Poetry and rhyme have a lot to offer your toddler. Sharing poetry lets her hear sounds, patterns, and richness of language that will help her to say and understand new words. 

Read aloud from books of poetry such as:

  • Here’s a Little Poem: A Very First Book of Poetry by Jane Yolen
  • My Very First Mother Goose by Iona Opie
  • ¡Pío Peep! Traditional Spanish Nursery Rhymes by Alma Flor Ada

Even if your child doesn’t understand what all the words mean, she’ll have fun with the sounds and rhythm of poetry and be excited to hear and learn more.
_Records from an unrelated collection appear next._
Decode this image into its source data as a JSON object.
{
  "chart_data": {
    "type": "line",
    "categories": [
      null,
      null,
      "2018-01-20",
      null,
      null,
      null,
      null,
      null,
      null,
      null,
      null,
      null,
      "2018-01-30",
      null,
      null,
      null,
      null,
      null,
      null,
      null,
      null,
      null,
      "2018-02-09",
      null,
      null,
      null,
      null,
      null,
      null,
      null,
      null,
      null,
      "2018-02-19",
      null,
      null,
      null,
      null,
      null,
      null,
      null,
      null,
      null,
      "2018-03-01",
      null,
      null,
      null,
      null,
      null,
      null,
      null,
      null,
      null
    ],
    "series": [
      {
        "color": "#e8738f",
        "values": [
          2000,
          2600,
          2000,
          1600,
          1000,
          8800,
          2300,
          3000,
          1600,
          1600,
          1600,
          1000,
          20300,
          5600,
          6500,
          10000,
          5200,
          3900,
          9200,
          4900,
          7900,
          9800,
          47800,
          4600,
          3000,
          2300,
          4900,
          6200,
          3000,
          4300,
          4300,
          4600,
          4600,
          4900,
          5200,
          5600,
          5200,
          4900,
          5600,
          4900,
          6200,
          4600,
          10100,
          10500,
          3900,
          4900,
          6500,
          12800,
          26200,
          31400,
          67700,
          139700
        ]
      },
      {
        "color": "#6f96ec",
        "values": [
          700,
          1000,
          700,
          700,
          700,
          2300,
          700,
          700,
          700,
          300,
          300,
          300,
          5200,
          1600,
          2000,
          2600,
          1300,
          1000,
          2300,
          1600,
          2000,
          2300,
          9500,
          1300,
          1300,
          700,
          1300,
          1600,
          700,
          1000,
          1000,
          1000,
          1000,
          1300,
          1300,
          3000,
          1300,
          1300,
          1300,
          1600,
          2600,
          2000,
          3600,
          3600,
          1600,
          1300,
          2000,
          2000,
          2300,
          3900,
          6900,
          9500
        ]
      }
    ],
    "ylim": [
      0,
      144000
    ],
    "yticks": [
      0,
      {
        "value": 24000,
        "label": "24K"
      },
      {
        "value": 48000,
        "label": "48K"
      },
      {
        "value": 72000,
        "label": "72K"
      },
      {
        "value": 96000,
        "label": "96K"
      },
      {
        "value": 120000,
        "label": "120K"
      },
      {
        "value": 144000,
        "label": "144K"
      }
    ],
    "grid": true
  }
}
With your older toddler, start a poem or nursery rhyme that you’ve shared many times and let her finish it. She will enjoy showing you that she knows what comes next. Favorite poems you read together often become easy to remember, and soon you’ll be reciting Robert Louis Stevenson's “The Swing” or acting out “Jack and Jill” at the playground or walking to the market together.

With all toddlers, the rhythm of a poem and a soothing voice can also help them transition to another routine or settle down for a nap.

Your librarian or child care provider will be a good source for recommending more poetry books that are good for sharing with your child.